Larangan ke-tiga,  تَنَابَزُوْا, berasal dari kata النبذ  yang artinya gelar buruk. Lafadz تَنَابَزُ ini menggunakan pola bahasa yang bermakna lil musyarokah, saling (saling memberi gelar buruk). Kenapa? Karena perbuatan ini mengundang siapapun yang tersinggung dengan panggilan buruk kepadanya, membalas panggilan itu dengan panggilan buruk pula.

Dalam konteks modern, hate speech selaras dengan larangan sakhoro, tanabazu,dan  talmizu  sebagaimana dijelaskan artinya di atas. Bullying dan bodyshaming juga termasuk kategori tersebut. Bullying adalah bentuk kekerasan dimana terjadi pemaksaan secara psikologis ataupun fisik terhadap seseorang atau sekelompok yang dipandang lemah. Sedangkan bodyshaming adalah suatu bentuk perilaku negatif dengan mengomentari penampilan dan bentuk tubuh  seseorang. Dan jelaslah, ayat tadi merupakan larangan untuk tidak mengolok-ngolok, melakukan bullying, bodyshiming, mengejek, melabeli gelar buruk, atau dalam tanda kurung kita istilahkan dengan hate speech.

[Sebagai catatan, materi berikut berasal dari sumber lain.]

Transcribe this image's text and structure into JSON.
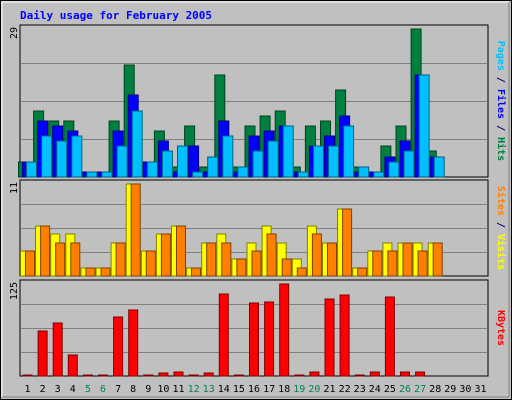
{
  "chart_data": {
    "type": "bar",
    "title": "Daily usage for February 2005",
    "days": [
      "1",
      "2",
      "3",
      "4",
      "5",
      "6",
      "7",
      "8",
      "9",
      "10",
      "11",
      "12",
      "13",
      "14",
      "15",
      "16",
      "17",
      "18",
      "19",
      "20",
      "21",
      "22",
      "23",
      "24",
      "25",
      "26",
      "27",
      "28",
      "29",
      "30",
      "31"
    ],
    "weekend_days": [
      "5",
      "6",
      "12",
      "13",
      "19",
      "20",
      "26",
      "27"
    ],
    "panels": [
      {
        "id": "hits-files-pages",
        "ymax": 29,
        "ymax_label": "29",
        "series": [
          {
            "name": "Hits",
            "color": "#008040",
            "values": [
              3,
              13,
              11,
              11,
              1,
              1,
              11,
              22,
              3,
              9,
              2,
              10,
              2,
              20,
              2,
              10,
              12,
              13,
              2,
              10,
              11,
              17,
              2,
              1,
              6,
              10,
              29,
              5,
              0,
              0,
              0
            ]
          },
          {
            "name": "Files",
            "color": "#0000ff",
            "values": [
              3,
              11,
              10,
              9,
              1,
              1,
              9,
              16,
              3,
              7,
              1,
              6,
              1,
              11,
              1,
              8,
              9,
              10,
              1,
              6,
              8,
              12,
              1,
              1,
              4,
              7,
              20,
              4,
              0,
              0,
              0
            ]
          },
          {
            "name": "Pages",
            "color": "#00c0ff",
            "values": [
              3,
              8,
              7,
              8,
              1,
              1,
              6,
              13,
              3,
              5,
              6,
              1,
              4,
              8,
              2,
              5,
              7,
              10,
              1,
              6,
              6,
              10,
              2,
              1,
              3,
              5,
              20,
              4,
              0,
              0,
              0
            ]
          }
        ],
        "vlabel": [
          {
            "text": "Pages",
            "color": "#00c0ff"
          },
          {
            "text": " / ",
            "color": "#000080"
          },
          {
            "text": "Files",
            "color": "#0000ff"
          },
          {
            "text": " / ",
            "color": "#000080"
          },
          {
            "text": "Hits",
            "color": "#008040"
          }
        ]
      },
      {
        "id": "visits-sites",
        "ymax": 11,
        "ymax_label": "11",
        "series": [
          {
            "name": "Visits",
            "color": "#ffff00",
            "values": [
              3,
              6,
              5,
              5,
              1,
              1,
              4,
              11,
              3,
              5,
              6,
              1,
              4,
              5,
              2,
              4,
              6,
              4,
              2,
              6,
              4,
              8,
              1,
              3,
              4,
              4,
              4,
              4,
              0,
              0,
              0
            ]
          },
          {
            "name": "Sites",
            "color": "#ff8000",
            "values": [
              3,
              6,
              4,
              4,
              1,
              1,
              4,
              11,
              3,
              5,
              6,
              1,
              4,
              4,
              2,
              3,
              5,
              2,
              1,
              5,
              4,
              8,
              1,
              3,
              3,
              4,
              3,
              4,
              0,
              0,
              0
            ]
          }
        ],
        "vlabel": [
          {
            "text": "Sites",
            "color": "#ff8000"
          },
          {
            "text": " / ",
            "color": "#000080"
          },
          {
            "text": "Visits",
            "color": "#ffff00"
          }
        ]
      },
      {
        "id": "kbytes",
        "ymax": 125,
        "ymax_label": "125",
        "series": [
          {
            "name": "KBytes",
            "color": "#ff0000",
            "values": [
              2,
              61,
              72,
              28,
              2,
              2,
              80,
              90,
              2,
              4,
              5,
              2,
              4,
              112,
              2,
              99,
              101,
              125,
              2,
              5,
              105,
              110,
              2,
              5,
              107,
              5,
              5,
              0,
              0,
              0,
              0
            ]
          }
        ],
        "vlabel": [
          {
            "text": "KBytes",
            "color": "#ff0000"
          }
        ]
      }
    ]
  }
}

Etika Berkomunikasi Qur’ani

Lalu bagaimana seharusnya kita bertutur kata dan berkomunikasi terhadap sesama? Allah swt berfirman;

Baca Juga  Hari Ibu: Berbakti Tak Sekadar Materi

وَقُلْ لِّعِبَادِيْ يَقُوْلُوا الَّتِيْ هِيَ اَحْسَنُۗ اِنَّ الشَّيْطٰنَ يَنْزَغُ بَيْنَهُمْۗ اِنَّ الشَّيْطٰنَ كَانَ لِلْاِنْسَانِ عَدُوًّا مُّبِيْنًا

Arinya:“Dan katakanlah kepada hamba-hamba-Ku, “Hendaklah mereka mengucapkan perkataan yang lebih baik (benar). Sungguh, setan itu (selalu) menimbulkan perselisihan di antara mereka. Sungguh, setan adalah musuh yang nyata bagi manusia.”  (QS. Al-Isra [17]: 53)

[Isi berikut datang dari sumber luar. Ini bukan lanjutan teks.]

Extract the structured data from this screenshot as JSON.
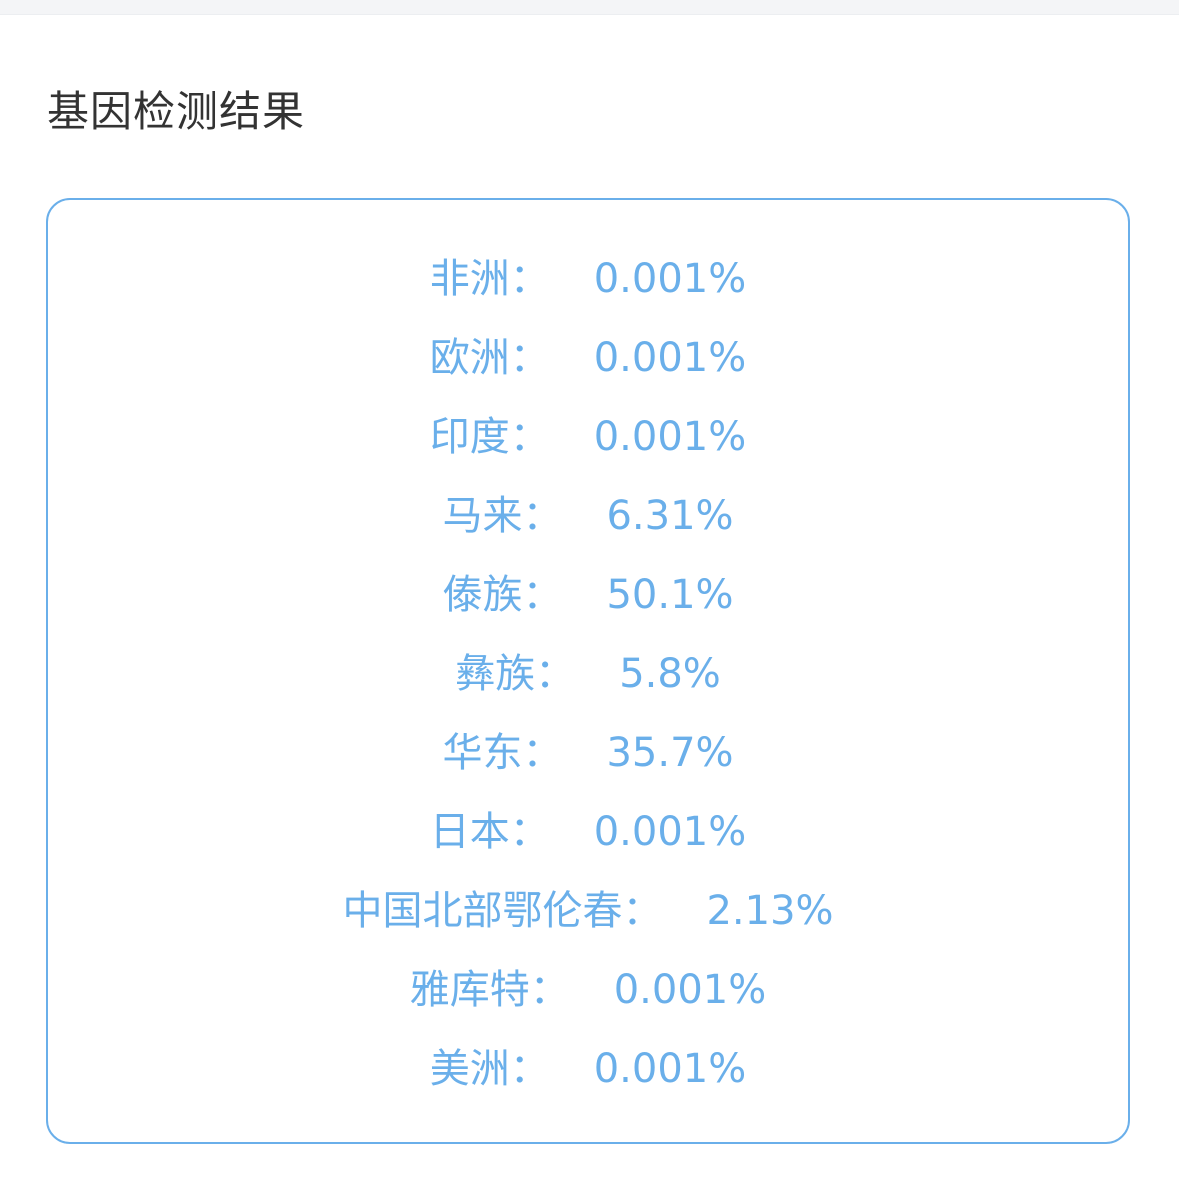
{
  "header": {
    "title": "基因检测结果"
  },
  "colors": {
    "accent": "#6aafea",
    "title": "#333333"
  },
  "results": [
    {
      "label": "非洲：",
      "value": "0.001%"
    },
    {
      "label": "欧洲：",
      "value": "0.001%"
    },
    {
      "label": "印度：",
      "value": "0.001%"
    },
    {
      "label": "马来：",
      "value": "6.31%"
    },
    {
      "label": "傣族：",
      "value": "50.1%"
    },
    {
      "label": "彝族：",
      "value": "5.8%"
    },
    {
      "label": "华东：",
      "value": "35.7%"
    },
    {
      "label": "日本：",
      "value": "0.001%"
    },
    {
      "label": "中国北部鄂伦春：",
      "value": "2.13%"
    },
    {
      "label": "雅库特：",
      "value": "0.001%"
    },
    {
      "label": "美洲：",
      "value": "0.001%"
    }
  ]
}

Secara tekstual, ayat ini berkaitan dengan prilaku kaum musyrikin yang bersikap buruk terhadap Nabi, yang menyulut emosi kaum muslimin untuk membalas cacian mereka. Mereka saat itu berharap agar Allah mengizinkan mereka untuk memerangi kaum musyrikin. Namun ayat ini turun berpesan agar tidak bersikap keras terhadap siapapun yang nantinya malah melahirkan madhorot. Ayat ini adalah perintah untuk bertutur kata yang baik dan benar baik menghadapi musuh, atau bahkan lebih luas lagi, siapapun.

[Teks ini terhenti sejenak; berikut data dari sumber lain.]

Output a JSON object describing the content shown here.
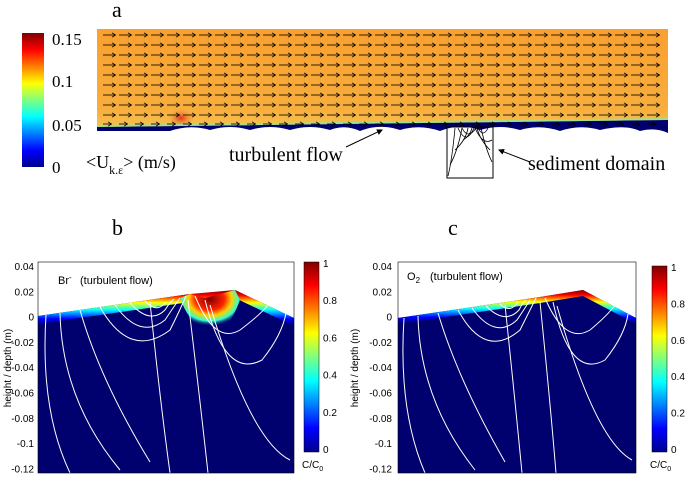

Tutur kata yang baik mencakup cara penyampaian dan isinya. Penyampaian tidak boleh dilakukan secara kasar atau membentak, melainkan harus halus dan beradab agar tidak menyinggung perasaan orang lain. Isi perkataan juga harus positif, tidak ada maksud mencela, merendahkan, dan atau menghina suatu golongan atau pribadi. Dan bertutur kata yang baik disini mencakup berbagai kalangan, muslim kafir, orang tua atau yang lebih muda, kerabat atau orang tak dikenal sekalipun.